W końcu w domu i w końcu chwila czasu na ogarnięcie wypiski Tak poza tym praktycznie cały dzień poza domem w rodzinnym gronie, najpierw z jednymi rodzicami potem z drugimi na sam koniec jeszcze robiłem za Rysia taxi drivera bo moja Mamuśka miała kilka rzeczy do kupienia no i na wieczór podskoczyliśmy do znajomych. Całe szczęscie, że w miedzyczasie udało mi się zrobić lekkie FBW tak żeby się rozruszać i przygotować przed kolejnym tygodniem ćwiczeń i ogarnięciem wszystkiego tak by miało to ręce i nogi.

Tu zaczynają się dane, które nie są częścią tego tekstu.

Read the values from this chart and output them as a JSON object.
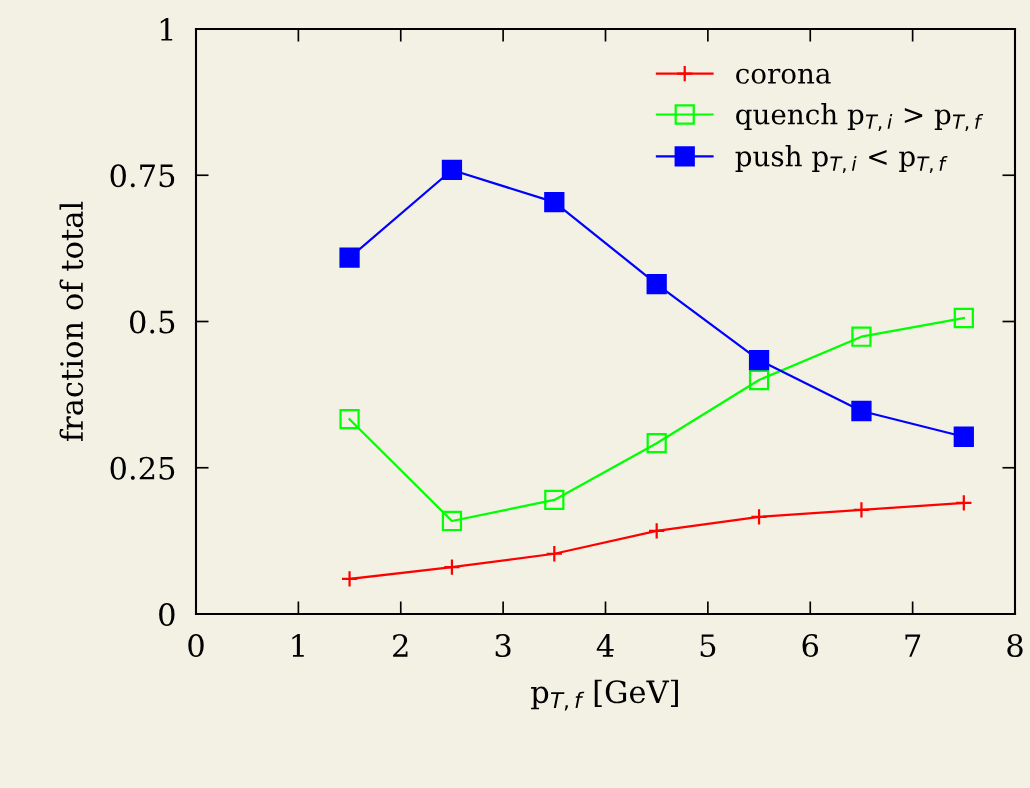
{
  "chart_data": {
    "type": "line",
    "xlabel": "p$_{T,f}$ [GeV]",
    "ylabel": "fraction of total",
    "x": [
      1.5,
      2.5,
      3.5,
      4.5,
      5.5,
      6.5,
      7.5
    ],
    "series": [
      {
        "name": "corona",
        "color": "#ff0000",
        "marker": "cross",
        "values": [
          0.06,
          0.08,
          0.103,
          0.142,
          0.166,
          0.178,
          0.19
        ]
      },
      {
        "name": "quench p$_{T,i}$ > p$_{T,f}$",
        "color": "#00ff00",
        "marker": "square-open",
        "values": [
          0.333,
          0.159,
          0.195,
          0.292,
          0.4,
          0.474,
          0.506
        ]
      },
      {
        "name": "push p$_{T,i}$ < p$_{T,f}$",
        "color": "#0000ff",
        "marker": "square",
        "values": [
          0.609,
          0.759,
          0.704,
          0.564,
          0.434,
          0.347,
          0.303
        ]
      }
    ],
    "xlim": [
      0,
      8
    ],
    "xticks": [
      0,
      1,
      2,
      3,
      4,
      5,
      6,
      7,
      8
    ],
    "ylim": [
      0,
      1
    ],
    "yticks": [
      0,
      0.25,
      0.5,
      0.75,
      1
    ],
    "grid": false,
    "legend": "top right",
    "line_style": "solid"
  }
}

Jeśli chodzi o plany na najbliższy tydzień. Od jutra do niedzieli włącznie ciśniemy LC żeby zrzucić trochę wody. Jak to Przemek powiedział tragedii nie ma ale wody można zrzucić
W następną niedzielę jak Kondziowi i Przemowi będzie pasować to wpadnę na trening do OneWay i wtedy ustalimy co dalej aczkolwiek plan jest taki, że wskakujemy na kcal sprzed LC i wlatujemy z nowym planem
Tak jak pisałem wcześniej zrobiłem sobie jako takie FBW z dość krókimi przerwami z ciężarem też bez szaleństw ogólnie trening spoko a od jutra już lecimy z ostatnim tygodniem ósemek
1. SQ 4 x 12
2. Wiosłowanie nachwytem 4 x 12
3. Wyciskanie leżąc 4 x 12
4. Wyciskanie hantli siedząc 3 x 12
5. Pompki na poręczach 3 x 12
6. Uginanie hantli z supinacją 3 x 12
Z racji tego, że cały dzień poza domem nie myślałem nawet o tym aby cykać fotki jedzenia ale jedno uwieczniłem! Moja Mamuśka ugotowała mi zupę krem z grzybów z pulpetami! Totalny LC ale co za smak głowa mała
1. Jajecznica z szynką z piersi z kurczaka.
2/3. Zupa krem grzybowa z pulpetami z szynki wieprzowej.
No i tutaj wleciała kolacja z żoną i znajomymi w sumie bez szaleństw kanapki domowej roboty z serem/pastą warzwyną itp itd
Od jutra miska już wyczyszczona posiłki na jutro przygotowane i lecimy Pewnie pierwsze dni będzie ciężko ale! Skoro przez chwile popuściłem pasa i było ciężej :D to teraz tego pasa trzeba przykręcić i przestać się mazać jak panienka!